The former Yangardook Cottage, 575-685 Gisborne Melton Road, Toolern Vale, is historically significant at the Local level (AHC A4, B2, D2). It is situated in the vicinity of an important early 1840s outstation of the Green Hills pastoral station, at that time the largest and most developed in the Shire. The hills of this area, stretching to Gisborne and towards Sunbury, are also of wider significance in the history of Victoria's settlement, as the meeting place of the two streams of Port Phillip's European settlers, the 'overstraiters' from Tasmanian and the 'overlanders' from New South Wales. This upper Toolern Creek valley, between Bensons Road and Toolern Vale, subsequently became a rich part of the farming history of the Shire. The place is the major contributor to a cultural landscape that contains a concentration of early farm dwellings and structures (including dry stone walls), now mainly ruinous due to bushfires and the passage of time, and views from Gisborne-Melton Road over the rich farmlands and attractive valley to the ranges and plains beyond.
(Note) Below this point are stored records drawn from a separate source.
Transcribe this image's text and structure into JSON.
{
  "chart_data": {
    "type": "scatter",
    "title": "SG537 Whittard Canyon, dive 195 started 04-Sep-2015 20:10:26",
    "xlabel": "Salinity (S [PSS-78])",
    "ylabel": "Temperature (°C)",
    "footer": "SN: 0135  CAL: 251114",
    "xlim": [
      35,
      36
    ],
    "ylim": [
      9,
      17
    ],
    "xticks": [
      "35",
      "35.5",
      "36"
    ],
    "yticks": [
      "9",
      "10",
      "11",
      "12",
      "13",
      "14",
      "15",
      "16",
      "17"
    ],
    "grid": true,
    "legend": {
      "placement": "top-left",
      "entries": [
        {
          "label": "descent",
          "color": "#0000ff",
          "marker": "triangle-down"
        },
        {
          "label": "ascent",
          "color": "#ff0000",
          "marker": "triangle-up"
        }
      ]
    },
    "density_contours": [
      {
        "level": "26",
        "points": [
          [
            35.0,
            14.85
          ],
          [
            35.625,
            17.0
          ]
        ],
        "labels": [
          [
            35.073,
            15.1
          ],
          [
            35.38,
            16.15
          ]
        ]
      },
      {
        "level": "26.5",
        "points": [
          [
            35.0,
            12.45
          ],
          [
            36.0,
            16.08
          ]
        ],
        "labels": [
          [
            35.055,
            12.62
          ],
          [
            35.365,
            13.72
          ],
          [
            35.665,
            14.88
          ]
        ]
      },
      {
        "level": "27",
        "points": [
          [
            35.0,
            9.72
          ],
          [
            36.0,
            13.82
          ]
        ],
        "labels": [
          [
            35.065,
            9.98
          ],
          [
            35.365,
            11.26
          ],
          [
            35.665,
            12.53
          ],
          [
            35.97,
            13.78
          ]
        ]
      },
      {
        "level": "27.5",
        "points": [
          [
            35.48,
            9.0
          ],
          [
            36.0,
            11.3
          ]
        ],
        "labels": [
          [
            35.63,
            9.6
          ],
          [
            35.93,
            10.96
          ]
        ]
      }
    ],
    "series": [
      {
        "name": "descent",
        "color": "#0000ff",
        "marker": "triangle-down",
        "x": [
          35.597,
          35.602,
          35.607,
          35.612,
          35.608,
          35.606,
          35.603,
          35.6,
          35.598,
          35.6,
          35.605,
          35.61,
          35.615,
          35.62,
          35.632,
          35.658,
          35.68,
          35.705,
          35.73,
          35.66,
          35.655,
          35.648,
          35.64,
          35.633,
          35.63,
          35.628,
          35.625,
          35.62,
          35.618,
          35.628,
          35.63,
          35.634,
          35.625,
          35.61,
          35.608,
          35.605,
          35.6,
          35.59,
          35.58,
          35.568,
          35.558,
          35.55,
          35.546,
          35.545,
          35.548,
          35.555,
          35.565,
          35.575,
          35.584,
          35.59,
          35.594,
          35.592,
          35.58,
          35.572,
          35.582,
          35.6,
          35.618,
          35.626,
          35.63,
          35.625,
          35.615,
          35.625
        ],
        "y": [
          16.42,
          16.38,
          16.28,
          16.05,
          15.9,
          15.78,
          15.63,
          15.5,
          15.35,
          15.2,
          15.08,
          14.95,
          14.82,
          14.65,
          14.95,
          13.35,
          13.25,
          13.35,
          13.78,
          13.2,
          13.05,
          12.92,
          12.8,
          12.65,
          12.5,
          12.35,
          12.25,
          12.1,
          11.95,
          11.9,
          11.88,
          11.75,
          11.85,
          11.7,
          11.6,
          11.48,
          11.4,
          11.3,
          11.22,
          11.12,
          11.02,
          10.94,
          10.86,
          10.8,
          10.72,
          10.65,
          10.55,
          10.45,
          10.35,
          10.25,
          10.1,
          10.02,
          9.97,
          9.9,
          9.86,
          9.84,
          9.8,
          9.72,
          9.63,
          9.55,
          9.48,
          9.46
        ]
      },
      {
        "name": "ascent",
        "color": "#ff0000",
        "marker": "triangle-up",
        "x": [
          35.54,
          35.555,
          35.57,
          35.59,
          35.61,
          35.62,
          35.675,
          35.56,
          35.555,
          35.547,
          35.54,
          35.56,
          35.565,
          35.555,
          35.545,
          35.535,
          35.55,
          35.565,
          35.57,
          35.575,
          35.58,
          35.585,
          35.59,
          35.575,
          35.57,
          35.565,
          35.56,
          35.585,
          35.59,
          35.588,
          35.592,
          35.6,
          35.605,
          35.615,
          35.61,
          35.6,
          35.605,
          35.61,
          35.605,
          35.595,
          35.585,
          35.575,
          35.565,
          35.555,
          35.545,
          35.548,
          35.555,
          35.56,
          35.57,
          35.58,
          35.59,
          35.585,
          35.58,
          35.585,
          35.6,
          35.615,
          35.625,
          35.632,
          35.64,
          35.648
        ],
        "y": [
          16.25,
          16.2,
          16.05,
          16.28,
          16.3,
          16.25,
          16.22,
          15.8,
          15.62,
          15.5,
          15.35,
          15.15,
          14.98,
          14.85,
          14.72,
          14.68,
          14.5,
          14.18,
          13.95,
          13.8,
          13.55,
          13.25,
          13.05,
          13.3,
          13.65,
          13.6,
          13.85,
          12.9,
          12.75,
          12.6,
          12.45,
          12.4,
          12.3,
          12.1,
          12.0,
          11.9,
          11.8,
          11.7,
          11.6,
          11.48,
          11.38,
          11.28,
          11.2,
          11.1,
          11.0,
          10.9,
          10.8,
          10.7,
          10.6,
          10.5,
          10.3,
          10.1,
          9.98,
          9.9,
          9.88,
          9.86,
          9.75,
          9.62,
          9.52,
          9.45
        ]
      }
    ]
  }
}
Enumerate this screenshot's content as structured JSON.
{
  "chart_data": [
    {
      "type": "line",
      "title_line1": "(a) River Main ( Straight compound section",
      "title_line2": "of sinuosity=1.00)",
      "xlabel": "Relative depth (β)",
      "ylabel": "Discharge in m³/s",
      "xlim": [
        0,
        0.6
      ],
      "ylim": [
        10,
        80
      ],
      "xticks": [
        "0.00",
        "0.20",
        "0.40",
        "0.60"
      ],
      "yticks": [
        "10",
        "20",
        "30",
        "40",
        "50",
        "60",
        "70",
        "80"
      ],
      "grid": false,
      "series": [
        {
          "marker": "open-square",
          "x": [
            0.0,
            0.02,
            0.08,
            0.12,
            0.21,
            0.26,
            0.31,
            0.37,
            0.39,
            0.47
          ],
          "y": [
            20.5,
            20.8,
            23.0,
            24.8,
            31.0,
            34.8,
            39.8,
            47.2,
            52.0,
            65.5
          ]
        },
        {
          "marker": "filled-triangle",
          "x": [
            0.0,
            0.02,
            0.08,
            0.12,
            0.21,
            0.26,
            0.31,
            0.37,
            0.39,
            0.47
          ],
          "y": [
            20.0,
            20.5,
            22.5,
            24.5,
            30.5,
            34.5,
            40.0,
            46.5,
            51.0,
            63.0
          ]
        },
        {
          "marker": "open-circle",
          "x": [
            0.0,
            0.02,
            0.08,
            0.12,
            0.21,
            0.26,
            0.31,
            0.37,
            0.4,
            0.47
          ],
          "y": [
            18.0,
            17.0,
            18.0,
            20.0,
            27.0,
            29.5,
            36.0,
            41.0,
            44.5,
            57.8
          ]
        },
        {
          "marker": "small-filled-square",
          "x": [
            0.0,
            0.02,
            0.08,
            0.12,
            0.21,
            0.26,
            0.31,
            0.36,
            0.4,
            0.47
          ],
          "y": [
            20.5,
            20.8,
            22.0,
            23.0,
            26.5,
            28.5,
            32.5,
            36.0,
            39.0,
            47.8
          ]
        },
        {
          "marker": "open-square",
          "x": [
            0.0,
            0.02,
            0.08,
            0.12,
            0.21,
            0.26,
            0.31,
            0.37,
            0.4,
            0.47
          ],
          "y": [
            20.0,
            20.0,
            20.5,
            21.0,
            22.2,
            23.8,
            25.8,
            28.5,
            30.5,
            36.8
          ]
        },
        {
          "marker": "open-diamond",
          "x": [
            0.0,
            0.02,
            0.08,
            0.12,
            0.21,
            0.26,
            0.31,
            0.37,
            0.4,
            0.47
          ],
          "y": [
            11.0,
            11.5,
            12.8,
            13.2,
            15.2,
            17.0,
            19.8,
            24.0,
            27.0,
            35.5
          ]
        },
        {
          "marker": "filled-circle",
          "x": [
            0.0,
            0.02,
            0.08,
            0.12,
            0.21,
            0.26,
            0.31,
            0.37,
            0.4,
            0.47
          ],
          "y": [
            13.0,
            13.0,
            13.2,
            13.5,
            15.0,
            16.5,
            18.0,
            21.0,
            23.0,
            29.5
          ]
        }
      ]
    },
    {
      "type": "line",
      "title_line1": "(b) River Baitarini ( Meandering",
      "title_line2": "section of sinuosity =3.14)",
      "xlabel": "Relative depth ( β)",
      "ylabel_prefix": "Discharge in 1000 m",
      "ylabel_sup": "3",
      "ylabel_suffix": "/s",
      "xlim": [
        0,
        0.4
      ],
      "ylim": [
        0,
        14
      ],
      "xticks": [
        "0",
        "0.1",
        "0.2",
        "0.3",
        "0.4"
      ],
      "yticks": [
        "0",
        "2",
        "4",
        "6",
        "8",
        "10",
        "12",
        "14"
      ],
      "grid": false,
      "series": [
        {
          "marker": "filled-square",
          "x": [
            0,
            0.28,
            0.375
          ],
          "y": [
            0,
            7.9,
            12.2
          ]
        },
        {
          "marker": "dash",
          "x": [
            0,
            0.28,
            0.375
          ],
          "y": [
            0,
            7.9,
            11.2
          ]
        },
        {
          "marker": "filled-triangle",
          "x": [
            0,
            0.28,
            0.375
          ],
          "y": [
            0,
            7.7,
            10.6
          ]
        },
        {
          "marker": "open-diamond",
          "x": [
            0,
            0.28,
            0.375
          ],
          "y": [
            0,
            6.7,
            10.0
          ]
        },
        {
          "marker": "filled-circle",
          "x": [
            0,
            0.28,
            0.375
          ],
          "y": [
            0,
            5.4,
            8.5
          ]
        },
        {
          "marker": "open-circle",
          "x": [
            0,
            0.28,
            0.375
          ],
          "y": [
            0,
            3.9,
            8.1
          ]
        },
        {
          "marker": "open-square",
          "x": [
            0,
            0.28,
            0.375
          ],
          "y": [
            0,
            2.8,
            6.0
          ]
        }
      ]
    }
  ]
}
The ruin is also a now-scarce relic of the 'first farming' period of the Shire, which date to the creation of farms purchased from the Crown in the 1850s, rather than the later the Selection Acts, or created in the break-up of the large pastoral estates in the early twentieth century. It is one of only four known reasonably intact stone farming cottages remaining in the Shire. It also testifies to the prominence of Scottish settlers in the farming history of the Shire, particularly in early Toolern Vale. It was built by Peter McDonald, a leading member of the large Scottish community in the Shire, and a forebear of numerous large and prominent Melton families, including the Robinsons, Raleighs, and McIntoshs. It is also associated with the McIntosh family, which acquired the property after McDonald's death in 1888.
The former Yangardook Cottage, 575-685 Gisborne Melton Road, Toolern Vale, is socially significant at the Local level (AHC G1). It was identified as a place of heritage significance to the local community in a community forum held as part of this heritage study.
Overall, the former Yangardook Cottage, 575-685 Gisborne Melton Road, Toolern Vale, is of LOCAL significance.